What is the problem with free anonymous votes? Just like an infinite supply of money, it has no real value. Get one account banned and start working on the next. I might be able to believe this drivel if I didn't know so many cases that proved this wrong:

We strongly believe attempts to game Digg are ineffective. While it would be foolish to say that Digg has never been artificially manipulated in the 2+ years (50,000,000+ diggs) we’ve been live, we’re confident that such attempts do not impact the content that reaches the home page.

Beyond self interested manipulation, allowing people (or bots) to vote on content takes the focus away from the content and makes people interested on arbitrary voting or how voters may respond. It makes the content watered down, average, bland, and generally worthless. It takes the focus away from your value and accepts anonymous input as having some real value, but outside of gaming them for links, they don't...just look at how fast they leave sites.

Your creativity, and value are in your addictions.

Published: February 5, 2007 by Aaron Wall in marketing

Comments

February 6, 2007 - 12:15am

Aaron, I totally agree. The entire process of voting is made usless when the voters may simply be faceless bots.

February 6, 2007 - 12:49am

As humans we just love to judge things though, so I guess voting will stay :)

February 6, 2007 - 1:39am

This seems to be a major problem on youtube with pr firms setting up volumes of accounts en mass and creating fake comments and votes for their clients on a huge scale. This appears especially common in the realm of unsigned pop acts.

The potential reach on youtube is so great and the cost to 'game' youtube will on paper appear relatively small to companies used to paying $100k + for TV spots. So i guess they will see it all as worth the risk.

How a genuine voting system overcomes this problem may require some sort of link voting/ citation system similar to regular search engines - so atleast the right people to address this are close by ;-)

February 6, 2007 - 8:03am

Sorry, Aaron, I can't agree completely here.

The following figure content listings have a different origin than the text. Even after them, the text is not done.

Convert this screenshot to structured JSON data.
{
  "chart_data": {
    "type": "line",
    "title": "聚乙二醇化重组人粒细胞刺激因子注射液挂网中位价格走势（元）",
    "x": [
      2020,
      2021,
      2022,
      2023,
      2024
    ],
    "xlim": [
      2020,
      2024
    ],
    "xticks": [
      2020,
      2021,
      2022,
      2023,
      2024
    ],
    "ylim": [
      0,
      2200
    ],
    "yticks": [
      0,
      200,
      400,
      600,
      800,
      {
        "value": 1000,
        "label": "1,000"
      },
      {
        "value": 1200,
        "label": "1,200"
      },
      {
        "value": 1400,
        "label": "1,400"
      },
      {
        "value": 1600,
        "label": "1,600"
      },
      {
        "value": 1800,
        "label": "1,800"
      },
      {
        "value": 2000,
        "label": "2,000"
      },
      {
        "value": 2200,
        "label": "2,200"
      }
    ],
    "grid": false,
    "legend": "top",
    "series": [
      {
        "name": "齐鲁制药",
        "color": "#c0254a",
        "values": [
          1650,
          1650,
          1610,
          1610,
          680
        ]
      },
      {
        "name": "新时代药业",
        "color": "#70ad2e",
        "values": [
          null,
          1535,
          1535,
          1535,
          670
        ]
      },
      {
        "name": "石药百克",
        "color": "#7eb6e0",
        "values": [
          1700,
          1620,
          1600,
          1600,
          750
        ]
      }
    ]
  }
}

While I agree that anonymous and not so well moderated content rating and commenting doesn't very well enhance the content, having well moderated content reviews (and rating is a form of a review) will only help greater content bubble up to the surface, because human created reviews, just as editors reviews, inspire trust for content.

The question is, though, that it is hard to make sure voting is not gamed and it is equally hard to moderate all the content rating you get for all the submitted content.